In order to apply for capital representation grants, the states must:
· Establish, implement or improve systems for providing competent representation to indigents charged with a capital offense, to indigents who have been sentenced to death and seek appellate or collateral review, and to convicted indigents who seek Supreme Court review.
· The grants may not be used to directly or indirectly fund capital representation.
· Not less than 75 % of the money shall fund improvements to trial-level representation and not more than 25% may fund appellate or collateral review. This requirement may be waived by the AG for good cause.
· The program to be funded must invest responsibility for appointing qualified attorneys to: a public defender program, an entity established by statute or the state's highest court, which is composed of individuals with demonstrated knowledge and expertise in capital cases, a statutory procedure established prior to enactment of the JFAA where the trial judge is required to appoint qualified attorneys from a roster maintained by the State or a regional selection committee.
· The program must: establish qualifications for attorneys in capital cases, establish and maintain a roster of qualified attorneys, appoint two attorneys in capital cases, conduct specialized trainings and remove attorneys from the roster who fail to deliver effective representation, fail to comply with program requirements or have been sanctioned for unethical conduct within the past five years.

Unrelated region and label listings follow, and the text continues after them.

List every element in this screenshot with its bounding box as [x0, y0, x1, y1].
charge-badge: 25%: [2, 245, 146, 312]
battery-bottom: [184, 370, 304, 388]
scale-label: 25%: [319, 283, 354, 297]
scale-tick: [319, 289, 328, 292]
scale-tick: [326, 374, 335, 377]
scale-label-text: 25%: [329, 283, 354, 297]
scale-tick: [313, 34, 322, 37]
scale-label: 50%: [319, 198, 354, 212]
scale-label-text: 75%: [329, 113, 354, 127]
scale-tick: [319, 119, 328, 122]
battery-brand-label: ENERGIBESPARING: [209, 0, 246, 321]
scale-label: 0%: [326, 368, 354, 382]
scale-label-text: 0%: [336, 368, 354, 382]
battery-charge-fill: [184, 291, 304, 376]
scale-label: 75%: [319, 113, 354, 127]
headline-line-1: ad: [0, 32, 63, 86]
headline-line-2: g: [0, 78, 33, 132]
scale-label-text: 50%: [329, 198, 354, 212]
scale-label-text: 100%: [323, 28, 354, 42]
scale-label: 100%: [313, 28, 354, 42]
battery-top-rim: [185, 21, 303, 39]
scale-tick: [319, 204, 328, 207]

· Attorneys employed by a public defender program shall be compensated on a scale commensurate with prosecutors; appointed attorneys shall be compensated for actual time and at a reasonable rate, non-attorney members shall be compensated at a rate that reflects their specialized skills and attorneys and non-attorneys shall be reimbursed for reasonable incidental expenses.
Permitted Uses of Funds for Capital Prosecution Improvement Grants:
· To design and implement training programs for State and local prosecutors to ensure effective representation;
· To develop and implement appropriate standards and qualifications for State and local prosecutors who litigate capital cases;
· To assess the performance of state and local prosecutors;
· To identify and implement potential legal reforms to minimize the potential for error;
· To establish a program of systematic review of cases in order to identify cases where post-conviction DNA testing may be appropriate;
· Grants may not be used to fund the prosecution of capital cases.
Reporting Requirements: Each state that receives funds shall submit an annual report to identify the activities carried out with the funds and to explain how the activities comply with the terms and conditions of the grant. These annual reports shall be made available to the public.
Evaluations by Inspector General and Administrative Remedies
At the end of the fiscal year the Inspector General must submit to the Committee on the Judiciary of the House of Representatives and the Senate a report evaluating state compliance. If the Inspector General concludes that a state is not in compliance with the terms and conditions of the grant, the IG will specify any deficiencies and make recommendations to the Attorney General for corrective action. The IG shall consider comments from any member of the public regarding the state's compliance with the terms and conditions. The IG shall maintain a website to facilitate comments. The law also authorizes the AG to specify any necessary corrective actions that the State must take. If the State fails to comply with the AG recommendations, the State will not receive any further money under the grant and will be required to pay back previously granted money.
Increased Compensation in Federal Cases for the Wrongfully Convicted
Federal law is amended to permit compensation of up to $100,000 for each 12-month period of incarceration for any plaintiff who was unjustly sentenced to death and up to $50,000 for any other plaintiff.